Does anybody have any current CSS to remove the search bar from a choice component? It’s such a poor experience on mobile devices because the search bar gets focus immediately and automatically pops up the keyboard covering have the screen. In my case, there is no need for the search option.

I do have some CSS that’s been working for quite a while, but now I have a problem because I want to add a new choice component using the radio button style, and my current CSS causes all radio choices to be hidden.

So now I’m looking for a different solution. Removing my current CSS is now leading to user complaints because the choice search bar is showing again and slows data entry because the keyboard keeps popping up unsolicited.

The users don’t need or want the choice search. I just want it gone. I’ll accept anything that works globally or with specified class names. Doesn’t matter to me. I found a couple of threads that had different solutions, but I was not having any luck getting them to work. The threads were about a year old, so now I’m wondering if there are any more modern solutions that people have.

1 Like

I might have something that works. Any thoughts on these? I’m not great at CSS.

label:has(input[placeholder*="Search"]) {
  display: none !important;
}

or

label:has(input[aria-label*="Search"]) {
  display: none !important;
}

or, this which I maybe like better

label:has(input[role*="searchbox"]) {
  display: none !important;
}
3 Likes

I’m surprised that the search bar only appears when using the dropdown style and not with the radio style. I’m not sure if the following code actually works on the radio style:

#app-modal-root > [aria-label="Select options"] > div {
    display: none;
}
or
#app-modal-root  > div > div {
    display: none;
}
4 Likes

Thank you! Both of those options seem to work as well. They remove the search from the dropdown style choice components while keeping the radio options visible on radio style choice components. The first one looks to be a little more specific to the search box, so I’d probably choose that over the second option.

I wonder how well these work with different languages, especially the ones that look at placeholder and aria-label? I assume Glide translates placeholder to different languages, but do they translate aria-label as well? I think that’s why I was leaning towards my third option of looking at ‘role’ assuming it’s a value that is never translated to a different language.

3 Likes

Oops, my mistake — I misunderstood earlier.
It turns out you already had a preferred option.

Your analysis is correct, and your choice makes sense as long as it works reliably.
Attributes that appear in the UI (like placeholders or aria-labels) indeed carry the risk of being translated, so avoiding them is the safer approach.

4 Likes

I appreciate your input.

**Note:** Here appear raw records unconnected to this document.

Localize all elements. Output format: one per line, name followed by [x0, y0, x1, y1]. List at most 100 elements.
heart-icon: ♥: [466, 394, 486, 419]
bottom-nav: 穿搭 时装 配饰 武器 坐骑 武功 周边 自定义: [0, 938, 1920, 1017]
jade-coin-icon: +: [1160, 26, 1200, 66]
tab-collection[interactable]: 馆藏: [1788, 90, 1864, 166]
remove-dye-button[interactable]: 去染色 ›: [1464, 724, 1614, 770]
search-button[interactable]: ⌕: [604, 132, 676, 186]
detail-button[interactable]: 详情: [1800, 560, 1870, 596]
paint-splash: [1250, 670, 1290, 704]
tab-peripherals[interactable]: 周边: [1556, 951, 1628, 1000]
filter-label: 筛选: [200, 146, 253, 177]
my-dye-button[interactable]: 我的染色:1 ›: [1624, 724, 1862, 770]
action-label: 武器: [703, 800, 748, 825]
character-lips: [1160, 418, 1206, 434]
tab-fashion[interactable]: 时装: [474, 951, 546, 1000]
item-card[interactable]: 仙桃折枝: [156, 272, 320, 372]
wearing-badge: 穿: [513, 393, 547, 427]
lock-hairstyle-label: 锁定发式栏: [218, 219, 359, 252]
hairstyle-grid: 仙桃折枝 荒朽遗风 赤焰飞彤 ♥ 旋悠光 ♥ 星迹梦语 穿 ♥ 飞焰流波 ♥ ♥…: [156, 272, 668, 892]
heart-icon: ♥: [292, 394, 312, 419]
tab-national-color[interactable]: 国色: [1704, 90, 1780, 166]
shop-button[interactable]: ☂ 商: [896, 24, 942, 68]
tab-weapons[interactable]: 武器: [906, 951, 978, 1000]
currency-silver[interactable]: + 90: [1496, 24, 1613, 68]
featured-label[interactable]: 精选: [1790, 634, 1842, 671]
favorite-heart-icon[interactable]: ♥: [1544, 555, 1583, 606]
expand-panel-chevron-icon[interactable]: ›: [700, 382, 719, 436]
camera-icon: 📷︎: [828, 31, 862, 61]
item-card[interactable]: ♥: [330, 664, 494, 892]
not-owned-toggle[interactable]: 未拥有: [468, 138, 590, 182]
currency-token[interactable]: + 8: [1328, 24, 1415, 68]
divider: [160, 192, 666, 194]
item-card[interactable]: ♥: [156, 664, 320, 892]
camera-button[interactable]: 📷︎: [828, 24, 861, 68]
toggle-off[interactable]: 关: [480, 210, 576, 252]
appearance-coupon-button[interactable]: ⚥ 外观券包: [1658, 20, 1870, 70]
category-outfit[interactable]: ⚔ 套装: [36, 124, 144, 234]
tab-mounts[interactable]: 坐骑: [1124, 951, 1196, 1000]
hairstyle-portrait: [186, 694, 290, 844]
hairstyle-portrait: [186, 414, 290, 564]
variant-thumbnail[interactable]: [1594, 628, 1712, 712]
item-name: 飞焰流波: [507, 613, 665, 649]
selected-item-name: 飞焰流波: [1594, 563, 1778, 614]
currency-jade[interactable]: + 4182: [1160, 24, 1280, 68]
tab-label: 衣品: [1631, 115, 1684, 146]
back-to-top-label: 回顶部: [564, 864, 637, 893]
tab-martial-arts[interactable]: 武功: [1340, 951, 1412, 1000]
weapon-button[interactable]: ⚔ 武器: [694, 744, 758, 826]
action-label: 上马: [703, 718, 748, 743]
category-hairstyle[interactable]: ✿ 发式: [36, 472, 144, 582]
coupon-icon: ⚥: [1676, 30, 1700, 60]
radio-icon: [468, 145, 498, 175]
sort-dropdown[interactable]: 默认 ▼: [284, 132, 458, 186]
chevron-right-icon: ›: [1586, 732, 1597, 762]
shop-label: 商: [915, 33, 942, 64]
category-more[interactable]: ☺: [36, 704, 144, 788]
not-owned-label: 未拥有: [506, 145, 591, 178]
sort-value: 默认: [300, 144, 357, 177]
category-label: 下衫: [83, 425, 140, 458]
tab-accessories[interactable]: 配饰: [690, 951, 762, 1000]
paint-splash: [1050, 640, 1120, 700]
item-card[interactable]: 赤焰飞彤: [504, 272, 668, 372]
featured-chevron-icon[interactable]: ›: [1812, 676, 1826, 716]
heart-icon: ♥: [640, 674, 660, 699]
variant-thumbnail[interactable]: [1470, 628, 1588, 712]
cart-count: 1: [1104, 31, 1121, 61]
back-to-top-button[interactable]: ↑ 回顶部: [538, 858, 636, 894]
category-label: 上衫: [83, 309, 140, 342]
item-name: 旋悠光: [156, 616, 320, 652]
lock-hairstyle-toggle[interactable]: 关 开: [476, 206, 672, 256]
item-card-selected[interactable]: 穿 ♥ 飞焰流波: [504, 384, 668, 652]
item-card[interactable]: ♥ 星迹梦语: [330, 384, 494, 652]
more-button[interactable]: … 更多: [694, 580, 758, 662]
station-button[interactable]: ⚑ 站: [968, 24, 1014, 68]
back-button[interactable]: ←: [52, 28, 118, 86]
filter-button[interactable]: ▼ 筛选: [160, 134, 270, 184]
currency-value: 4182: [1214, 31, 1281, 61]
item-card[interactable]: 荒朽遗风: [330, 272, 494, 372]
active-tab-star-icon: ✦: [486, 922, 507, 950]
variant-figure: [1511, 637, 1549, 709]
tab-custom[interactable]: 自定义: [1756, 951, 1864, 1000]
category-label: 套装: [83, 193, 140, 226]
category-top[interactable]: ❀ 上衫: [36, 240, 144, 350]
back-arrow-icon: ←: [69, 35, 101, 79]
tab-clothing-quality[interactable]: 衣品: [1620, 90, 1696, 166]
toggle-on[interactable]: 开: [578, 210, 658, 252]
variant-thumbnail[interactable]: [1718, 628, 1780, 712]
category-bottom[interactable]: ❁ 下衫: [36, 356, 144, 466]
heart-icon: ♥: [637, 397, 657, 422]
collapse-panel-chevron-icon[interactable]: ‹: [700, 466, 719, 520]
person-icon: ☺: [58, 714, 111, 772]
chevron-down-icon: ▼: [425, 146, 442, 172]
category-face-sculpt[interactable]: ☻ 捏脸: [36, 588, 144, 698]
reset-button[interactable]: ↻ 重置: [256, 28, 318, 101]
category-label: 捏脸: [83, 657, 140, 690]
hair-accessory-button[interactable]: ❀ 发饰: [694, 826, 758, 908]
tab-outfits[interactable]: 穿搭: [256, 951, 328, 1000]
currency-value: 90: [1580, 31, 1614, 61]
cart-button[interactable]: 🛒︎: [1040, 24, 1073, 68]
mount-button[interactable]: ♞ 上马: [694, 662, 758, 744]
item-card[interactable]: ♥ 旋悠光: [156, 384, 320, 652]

If there’s anybody I trust with CSS, it’s you.

6 Likes

@Jeff_Hager I assume you went for this one (more reliable than the others)?

I went with that one because I’m assuming Role is more of a back end code variable, so less likely to be influenced by language translations and other factors that would cause it to change. Just feels like something that would remain consistent. Of course it’s all assumptions.

1 Like

Jeff, since search elements appear in many components, it’s safer to include #app-modal-root so the selector only targets the modal and nothing else. The div here is the wrapper that contains the entire search block, so hiding it removes the whole search section:

#app-modal-root [role="dialog"] > div {
    display: none;
}

If you need it more specific, you can add your own class.
Also, there’s no need to add * or !important—those can easily become bad precedent and cause issues later.

3 Likes

I made the change and it’s working so far. Thanks again!

3 Likes

As a side note, it’s nice to see such conversations happen here in the community forum rather than in Slack.